Final Piece of Hidden Magritte Masterpiece Found

X-rays have revealed the last bit of “La Pose Enchantee,” which the artist cut up and reused in the early 1930s

magritte museum.jpg
The Magritte Museum in Belgium contained the final piece of the Magritte puzzle. Creative Commons via Michel wal, Wikimedia

Belgian Surrealist painter René Magritte’s works now sell for millions, but back in the early 1930s, the artist struggled just to buy art supplies. That’s why he sliced one of his finished works, “La Pose Enchantée,” or "The Enchanted Pose," an image of two nude women standing next to one another, into four pieces, using the canvases to create other paintings. Since 2013, when the first piece of the painting was discovered via X-ray imaging under another Magritte painting art historians have searched for the other missing pieces of the “La Pose.” The BBC reports that now the last piece has been located, ending the saga of the two nudes.

“La Pose” was exhibited by Magritte in 1927 and photographed in black and white. But after 1932, it was never seen again. According to a press release, researchers were X-raying a 1935 piece called “The Portrait” at New York's Museum of Modern Art when they discovered the upper left quadrant of “La Pose” under the layers of paint. Soon, researchers found the lower left under a painting in a Stockholm museum called “The Red Model,” and then the lower right was found under “The Human Condition” a work housed at the Norwich Castle Museum.

The final piece of the puzzle was solved when researchers with the University of Liège in a partnership with the Royal Museums of Fine Arts of Belgium scowered the Magritte Museum collection in Belgium. During a mid-October, they found success when they detected the final piece under a Magritte painting entitled “God is Not a Saint,” completed between 1935 and 1936.

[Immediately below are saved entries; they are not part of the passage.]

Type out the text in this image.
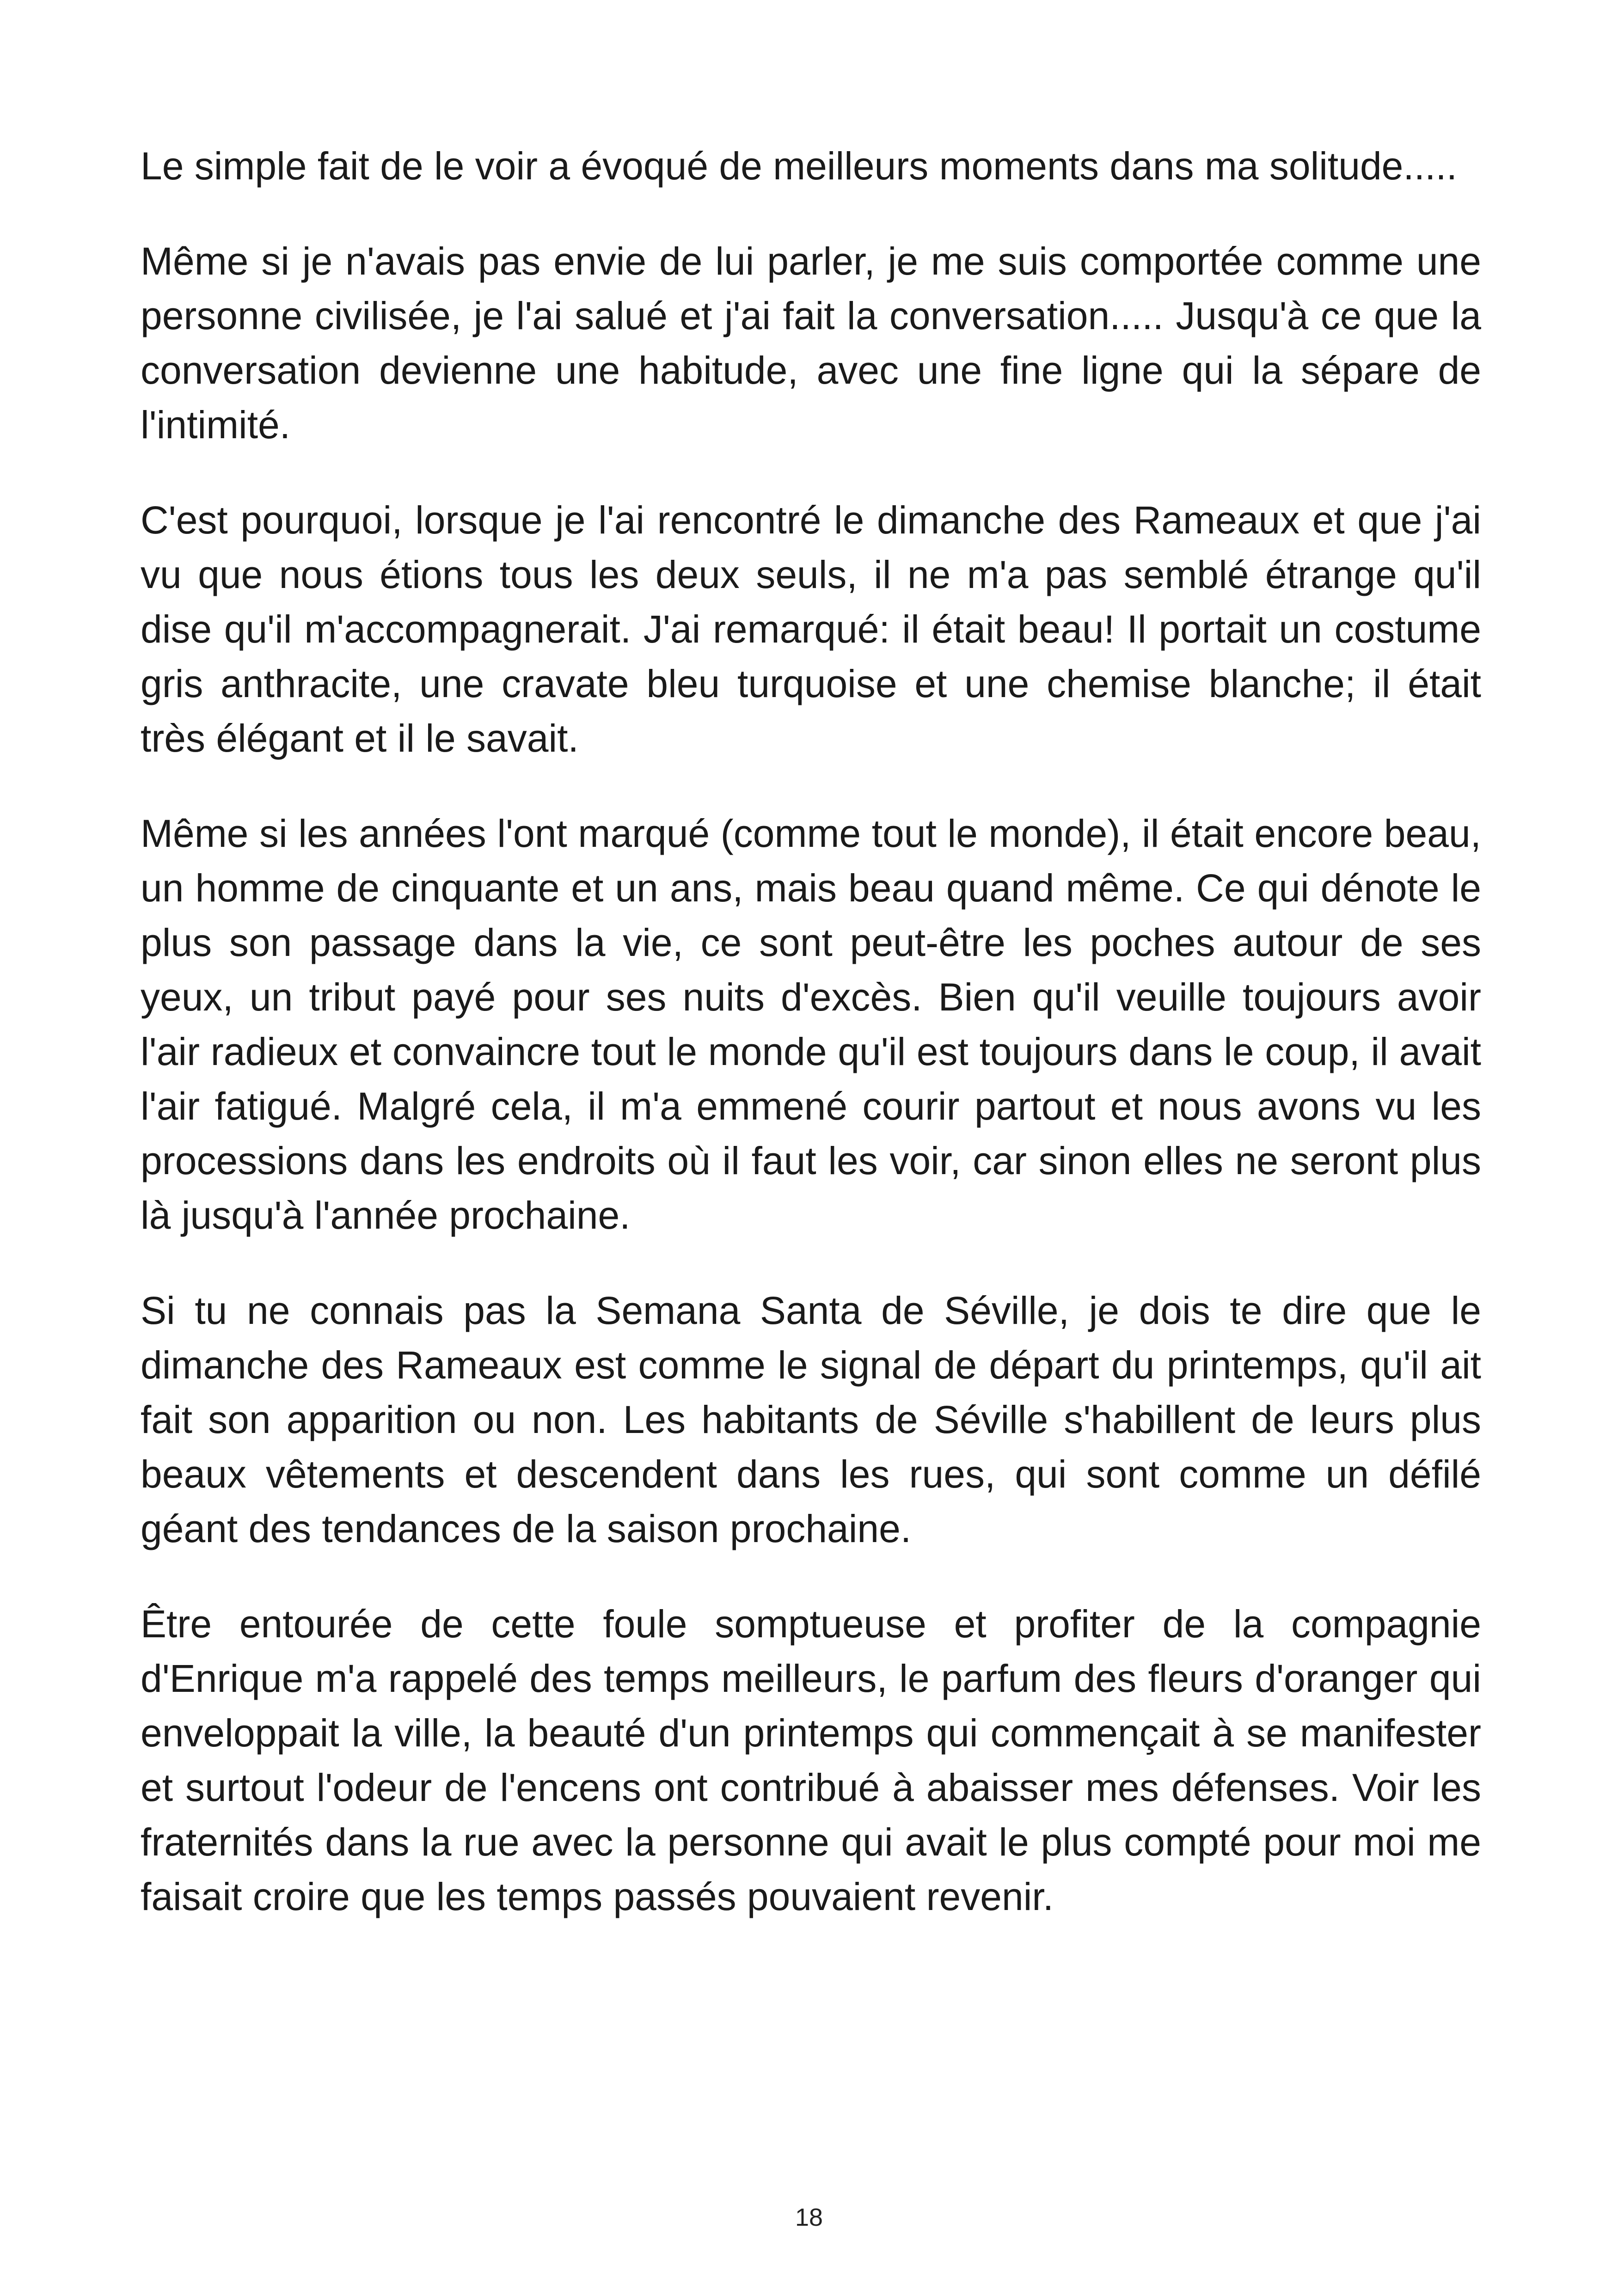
Le simple fait de le voir a évoqué de meilleurs moments dans ma solitude.....

Même si je n'avais pas envie de lui parler, je me suis comportée comme une personne civilisée, je l'ai salué et j'ai fait la conversation..... Jusqu'à ce que la conversation devienne une habitude, avec une fine ligne qui la sépare de l'intimité.

C'est pourquoi, lorsque je l'ai rencontré le dimanche des Rameaux et que j'ai vu que nous étions tous les deux seuls, il ne m'a pas semblé étrange qu'il dise qu'il m'accompagnerait. J'ai remarqué: il était beau! Il portait un costume gris anthracite, une cravate bleu turquoise et une chemise blanche; il était très élégant et il le savait.

Même si les années l'ont marqué (comme tout le monde), il était encore beau, un homme de cinquante et un ans, mais beau quand même. Ce qui dénote le plus son passage dans la vie, ce sont peut-être les poches autour de ses yeux, un tribut payé pour ses nuits d'excès. Bien qu'il veuille toujours avoir l'air radieux et convaincre tout le monde qu'il est toujours dans le coup, il avait l'air fatigué. Malgré cela, il m'a emmené courir partout et nous avons vu les processions dans les endroits où il faut les voir, car sinon elles ne seront plus là jusqu'à l'année prochaine.

Si tu ne connais pas la Semana Santa de Séville, je dois te dire que le dimanche des Rameaux est comme le signal de départ du printemps, qu'il ait fait son apparition ou non. Les habitants de Séville s'habillent de leurs plus beaux vêtements et descendent dans les rues, qui sont comme un défilé géant des tendances de la saison prochaine.

Être entourée de cette foule somptueuse et profiter de la compagnie d'Enrique m'a rappelé des temps meilleurs, le parfum des fleurs d'oranger qui enveloppait la ville, la beauté d'un printemps qui commençait à se manifester et surtout l'odeur de l'encens ont contribué à abaisser mes défenses. Voir les fraternités dans la rue avec la personne qui avait le plus compté pour moi me faisait croire que les temps passés pouvaient revenir.

18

“When we realized what it was, we just looked at each other in shock," physics professor David Strivay, who worked on the project, tells the BBC.

La Pose
X-rays of "La Pose Enchantee" University of Liege

At Artsy, Isaac Kaplan reports that it is impossible to restore the older painting since that would mean destroying the later works. But the image has been reconstructed in virtual form.

“La Pose” is not the only missing painting by Magritte. According to the press release, the artist was in the habit of recycling his frames, and, it now seems, reusing canvases. “If we have the opportunity to continue this research, it is reasonable to expect that more of Magritte's missing paintings will surface.” says Michel Draguet, general director of the Royal Museums of Fine Arts of Belgium.

Magritte might have pinched his pennies a little less if he knew what his works would eventually be worth. Kaplan reports that just this week, Christie’s sold his “L’empire des lumières” for $20.5 million with fees, a new record for a Magritte.